Возьми меня к себе и погляди налево:
там, руки положив крестом себе на грудь,
любимая глядит без горечи и гнева.

...Отмучилась. Ушла. Освободилась.
Нательный крест забыла на столе.
Неужто смерть и впрямь у бога — милость,
оставленная лучшим на земле?..

И даже так, в канве признания — в минуту растерянности:

...Такой нелепый дар — реветь по пустякам,
дыхание терять и сердцем обрываться,
как будто я тянусь к родительским рукам,
а позже — будто мне бессмысленные двадцать...

Чтбо он, когда народ восстанет на народ
и будет помечать крестом чужие двери,
и снова на земле наступит день сирот,

взыскующих от нас по мужеству и вере?

И вот эта болезненность, где-то подсознательно доводящая почти до неприязни (уже не игровой) к Создателю, как бы внушающая поэту, что антитезой небытию встает не слабая, эфемерная любовь, а живые, страстные гнев и горечь; болезненность, обращающая символ Спасения только в знак конечности земной человеческой жизни, — есть самое трудное из всего, о чем я думаю, принимая поэзию дорогого мне, не всегда всеми понимаемого поэта — Геннадия Русакова.

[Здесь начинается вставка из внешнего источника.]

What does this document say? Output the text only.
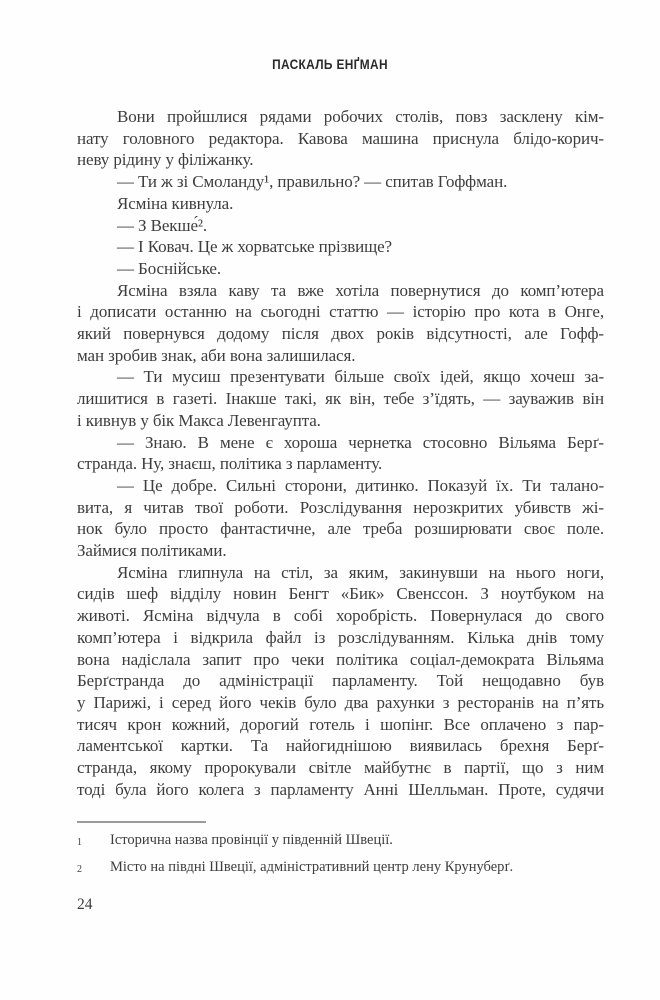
ПАСКАЛЬ ЕНҐМАН
Вони пройшлися рядами робочих столів, повз засклену кім-
нату головного редактора. Кавова машина приснула блідо-корич-
неву рідину у філіжанку.
— Ти ж зі Смоланду¹, правильно? — спитав Гоффман.
Ясміна кивнула.
— З Векше́².
— І Ковач. Це ж хорватське прізвище?
— Боснійське.
Ясміна взяла каву та вже хотіла повернутися до комп’ютера
і дописати останню на сьогодні статтю — історію про кота в Онге,
який повернувся додому після двох років відсутності, але Гофф-
ман зробив знак, аби вона залишилася.
— Ти мусиш презентувати більше своїх ідей, якщо хочеш за-
лишитися в газеті. Інакше такі, як він, тебе з’їдять, — зауважив він
і кивнув у бік Макса Левенгаупта.
— Знаю. В мене є хороша чернетка стосовно Вільяма Берґ-
странда. Ну, знаєш, політика з парламенту.
— Це добре. Сильні сторони, дитинко. Показуй їх. Ти талано-
вита, я читав твої роботи. Розслідування нерозкритих убивств жі-
нок було просто фантастичне, але треба розширювати своє поле.
Займися політиками.
Ясміна глипнула на стіл, за яким, закинувши на нього ноги,
сидів шеф відділу новин Бенгт «Бик» Свенссон. З ноутбуком на
животі. Ясміна відчула в собі хоробрість. Повернулася до свого
комп’ютера і відкрила файл із розслідуванням. Кілька днів тому
вона надіслала запит про чеки політика соціал-демократа Вільяма
Берґстранда до адміністрації парламенту. Той нещодавно був
у Парижі, і серед його чеків було два рахунки з ресторанів на п’ять
тисяч крон кожний, дорогий готель і шопінг. Все оплачено з пар-
ламентської картки. Та найогиднішою виявилась брехня Берґ-
странда, якому пророкували світле майбутнє в партії, що з ним
тоді була його колега з парламенту Анні Шелльман. Проте, судячи
1	Історична назва провінції у південній Швеції.
2	Місто на півдні Швеції, адміністративний центр лену Крунуберґ.
24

...Но иногда, вместе с чисто поэтическими отблесками явственного дара, из этого круга пробивается Свет. Это случается тогда, когда поэт, на время освободившись — не от крестной памяти, нет, а только от стянувшейся вокруг нее удушающей петли, — вдруг замечает, что кроме его личной боли в мире есть не только еще что-то, но и —кто-то.

...Все, кто может, — простите. И ты, моя поздняя доля.
Пусть лицо твое светит, когда мое солнце умрет.
Пусть стоит надо мною у кромки последнего поля,
на котором я, помню, уже умирал наперед.

Свет этот неярок и необилен, даже скуповат, но главное, что он все-таки пробивается. Потому что все, что успевает заметить взгляд поэта, видит он — только с любовью. Потому что иначе он не может. Потому что...

Ну, есть потому что Бог, есть!

Владимир ЦИВУНИН.

Сыктывкар, Коми.

[1] «Длина дыхания» (1980) и «Время птицы» (1985). Отчасти и «Оклик» (1989), где грядущее, однако, уже начинает проявляться предчувствием его: такими «погодами», когда «Я сирых не жалею, / любимых не люблю. / Лишь боль свою лелею, / и в память — как в петлю».